CURRENT: FreeBSD not reporting AES-NI on Intel(R) Xeon(R) CPU E5-1650 v3

Dimitry Andric dim at FreeBSD.org
Sun Mar 19 15:58:51 UTC 2017


On 19 Mar 2017, at 13:36, Rozhuk Ivan <rozhuk.im at gmail.com> wrote:
> 
> On Fri, 17 Mar 2017 17:53:24 +0100
> "O. Hartmann" <ohartmann at walstatt.org> wrote:
> 
>>> Other OS detect AES-NI on this server?
>> 
>> I havn't ried so far, the box is in heavy use.

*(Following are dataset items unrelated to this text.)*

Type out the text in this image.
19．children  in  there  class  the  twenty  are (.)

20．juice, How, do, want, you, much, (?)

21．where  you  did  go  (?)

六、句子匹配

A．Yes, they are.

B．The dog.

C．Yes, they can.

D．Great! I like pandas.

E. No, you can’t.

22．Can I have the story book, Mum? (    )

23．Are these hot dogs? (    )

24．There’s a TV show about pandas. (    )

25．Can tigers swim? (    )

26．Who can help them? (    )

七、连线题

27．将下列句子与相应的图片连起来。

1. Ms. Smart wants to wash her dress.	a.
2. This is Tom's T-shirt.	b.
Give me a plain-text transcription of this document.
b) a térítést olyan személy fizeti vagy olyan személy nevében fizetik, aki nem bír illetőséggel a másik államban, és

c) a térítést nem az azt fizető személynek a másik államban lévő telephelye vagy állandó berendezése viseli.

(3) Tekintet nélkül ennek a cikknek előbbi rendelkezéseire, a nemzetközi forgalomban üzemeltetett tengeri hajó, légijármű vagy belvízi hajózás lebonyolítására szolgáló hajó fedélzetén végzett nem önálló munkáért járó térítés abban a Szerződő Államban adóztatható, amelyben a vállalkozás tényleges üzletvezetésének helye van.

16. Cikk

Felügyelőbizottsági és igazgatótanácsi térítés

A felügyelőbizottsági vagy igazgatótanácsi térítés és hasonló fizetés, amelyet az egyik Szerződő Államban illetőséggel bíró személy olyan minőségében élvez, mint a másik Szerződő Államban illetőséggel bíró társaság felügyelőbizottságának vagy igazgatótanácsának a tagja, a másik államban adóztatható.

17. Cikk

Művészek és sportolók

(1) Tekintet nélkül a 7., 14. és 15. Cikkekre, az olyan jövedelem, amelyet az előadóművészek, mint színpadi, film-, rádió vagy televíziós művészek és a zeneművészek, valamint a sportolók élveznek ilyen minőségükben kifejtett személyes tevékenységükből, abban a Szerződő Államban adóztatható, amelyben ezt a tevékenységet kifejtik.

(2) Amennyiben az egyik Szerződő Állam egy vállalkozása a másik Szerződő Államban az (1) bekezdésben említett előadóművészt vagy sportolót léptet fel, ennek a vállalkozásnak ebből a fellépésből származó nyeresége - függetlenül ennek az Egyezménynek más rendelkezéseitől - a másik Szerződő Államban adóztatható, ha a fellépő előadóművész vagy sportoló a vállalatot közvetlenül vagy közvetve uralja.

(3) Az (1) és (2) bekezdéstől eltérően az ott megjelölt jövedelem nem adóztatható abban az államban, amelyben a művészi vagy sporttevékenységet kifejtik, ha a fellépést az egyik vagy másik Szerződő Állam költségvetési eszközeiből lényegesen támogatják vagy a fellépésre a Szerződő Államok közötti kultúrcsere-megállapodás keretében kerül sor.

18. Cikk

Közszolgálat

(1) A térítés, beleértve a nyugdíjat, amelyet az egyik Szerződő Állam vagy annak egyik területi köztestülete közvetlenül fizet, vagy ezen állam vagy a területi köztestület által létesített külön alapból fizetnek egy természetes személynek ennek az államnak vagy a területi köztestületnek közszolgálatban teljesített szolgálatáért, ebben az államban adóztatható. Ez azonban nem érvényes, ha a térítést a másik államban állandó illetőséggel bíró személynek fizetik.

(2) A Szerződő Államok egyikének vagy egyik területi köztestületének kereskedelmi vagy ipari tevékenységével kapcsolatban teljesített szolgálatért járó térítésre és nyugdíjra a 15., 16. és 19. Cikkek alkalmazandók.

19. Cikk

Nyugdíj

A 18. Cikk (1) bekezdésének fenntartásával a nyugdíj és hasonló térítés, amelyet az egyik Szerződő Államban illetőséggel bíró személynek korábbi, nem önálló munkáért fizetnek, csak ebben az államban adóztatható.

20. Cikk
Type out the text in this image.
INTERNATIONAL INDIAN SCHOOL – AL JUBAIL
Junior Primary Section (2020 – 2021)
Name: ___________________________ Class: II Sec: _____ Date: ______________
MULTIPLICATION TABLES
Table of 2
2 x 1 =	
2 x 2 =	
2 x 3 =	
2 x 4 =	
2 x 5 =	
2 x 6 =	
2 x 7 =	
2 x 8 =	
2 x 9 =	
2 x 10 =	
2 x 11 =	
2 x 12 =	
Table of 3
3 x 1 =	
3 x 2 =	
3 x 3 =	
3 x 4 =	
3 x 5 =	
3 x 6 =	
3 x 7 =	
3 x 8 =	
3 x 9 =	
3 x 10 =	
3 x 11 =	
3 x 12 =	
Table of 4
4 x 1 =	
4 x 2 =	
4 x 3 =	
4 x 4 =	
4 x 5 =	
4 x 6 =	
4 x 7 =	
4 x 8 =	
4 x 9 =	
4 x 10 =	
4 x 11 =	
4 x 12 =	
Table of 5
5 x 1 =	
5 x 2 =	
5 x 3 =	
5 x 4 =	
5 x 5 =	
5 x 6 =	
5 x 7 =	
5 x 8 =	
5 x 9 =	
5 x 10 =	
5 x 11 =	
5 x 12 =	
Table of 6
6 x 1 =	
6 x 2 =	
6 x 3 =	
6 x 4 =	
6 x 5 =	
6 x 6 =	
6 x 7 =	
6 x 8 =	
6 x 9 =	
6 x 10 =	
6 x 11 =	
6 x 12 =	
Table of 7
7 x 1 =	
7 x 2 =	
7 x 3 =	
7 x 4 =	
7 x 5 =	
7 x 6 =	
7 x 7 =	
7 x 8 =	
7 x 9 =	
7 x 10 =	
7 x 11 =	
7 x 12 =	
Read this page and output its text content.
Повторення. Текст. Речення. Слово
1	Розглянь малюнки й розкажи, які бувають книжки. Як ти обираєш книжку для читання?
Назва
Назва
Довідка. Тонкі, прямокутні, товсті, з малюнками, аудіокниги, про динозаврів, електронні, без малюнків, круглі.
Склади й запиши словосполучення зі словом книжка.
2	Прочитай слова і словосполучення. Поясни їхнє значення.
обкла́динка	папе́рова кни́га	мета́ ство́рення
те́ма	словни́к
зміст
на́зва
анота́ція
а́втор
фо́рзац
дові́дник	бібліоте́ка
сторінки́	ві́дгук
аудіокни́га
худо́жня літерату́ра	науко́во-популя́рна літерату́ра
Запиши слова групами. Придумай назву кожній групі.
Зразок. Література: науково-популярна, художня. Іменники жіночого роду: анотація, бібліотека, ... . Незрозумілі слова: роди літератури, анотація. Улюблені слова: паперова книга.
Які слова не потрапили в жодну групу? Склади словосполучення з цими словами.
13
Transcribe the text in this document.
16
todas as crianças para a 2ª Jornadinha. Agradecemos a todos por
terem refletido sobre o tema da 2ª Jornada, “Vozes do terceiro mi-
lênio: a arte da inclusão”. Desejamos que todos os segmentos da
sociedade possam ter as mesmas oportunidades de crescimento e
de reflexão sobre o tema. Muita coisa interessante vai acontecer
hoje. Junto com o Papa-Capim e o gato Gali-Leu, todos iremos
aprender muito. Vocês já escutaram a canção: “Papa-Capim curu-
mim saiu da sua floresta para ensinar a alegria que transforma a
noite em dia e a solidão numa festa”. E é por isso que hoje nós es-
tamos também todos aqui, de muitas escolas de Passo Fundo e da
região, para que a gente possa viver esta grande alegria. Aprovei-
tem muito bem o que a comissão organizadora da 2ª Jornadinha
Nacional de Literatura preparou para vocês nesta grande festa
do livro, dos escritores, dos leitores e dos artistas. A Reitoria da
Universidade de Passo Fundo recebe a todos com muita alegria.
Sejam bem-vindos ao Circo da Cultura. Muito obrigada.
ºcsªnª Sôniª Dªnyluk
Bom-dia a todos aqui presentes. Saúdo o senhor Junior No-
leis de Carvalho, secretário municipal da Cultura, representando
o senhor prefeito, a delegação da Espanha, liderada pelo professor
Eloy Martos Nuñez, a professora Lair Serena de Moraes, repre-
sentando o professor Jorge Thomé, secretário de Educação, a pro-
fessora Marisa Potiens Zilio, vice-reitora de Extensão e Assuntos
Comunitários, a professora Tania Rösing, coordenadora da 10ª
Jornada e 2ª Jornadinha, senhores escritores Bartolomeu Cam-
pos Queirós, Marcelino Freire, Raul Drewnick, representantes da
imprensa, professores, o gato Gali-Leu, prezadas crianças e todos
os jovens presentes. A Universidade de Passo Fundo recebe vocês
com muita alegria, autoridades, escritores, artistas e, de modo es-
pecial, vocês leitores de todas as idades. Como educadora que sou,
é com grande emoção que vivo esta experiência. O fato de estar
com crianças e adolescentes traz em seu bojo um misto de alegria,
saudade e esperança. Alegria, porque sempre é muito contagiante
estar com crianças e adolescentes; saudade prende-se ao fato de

I'd like to check with
>> some live USB drive versions and report later.
>> 
> 
> You can write or find some program that read and decode CPUID and check
> AES-NI support without reboot.

The kernel already does this at boot time, and show the results, e.g.:

CPU: Intel(R) Core(TM) i7-3770 CPU @ 3.40GHz (3391.68-MHz 686-class CPU)
  Origin="GenuineIntel"  Id=0x306a9  Family=0x6  Model=0x3a  Stepping=9
  Features=0xfa3fbff<FPU,VME,DE,PSE,TSC,MSR,PAE,MCE,CX8,APIC,SEP,MTRR,PGE,MCA,CMOV,PAT,PSE36,DTS,MMX,FXSR,SSE,SSE2,SS>
  Features2=0xffba2203<SSE3,PCLMULQDQ,SSSE3,CX16,PCID,SSE4.1,SSE4.2,x2APIC,POPCNT,TSCDLT,AESNI,XSAVE,OSXSAVE,AVX,F16C,RDRAND,HV>
  AMD Features=0x28100000<NX,RDTSCP,LM>
  AMD Features2=0x1<LAHF>
  Structured Extended Features=0x202<TSCADJ,ERMS>
  TSC: P-state invariant

Unfortunately the kernel does not expose this information via any
sysctl, so some time after booting it may have "scrolled away" in
dmesg.

In that case, you can use either the misc/cpuid or the sysutils/cpuid
ports to show this information, and even quite a lot more.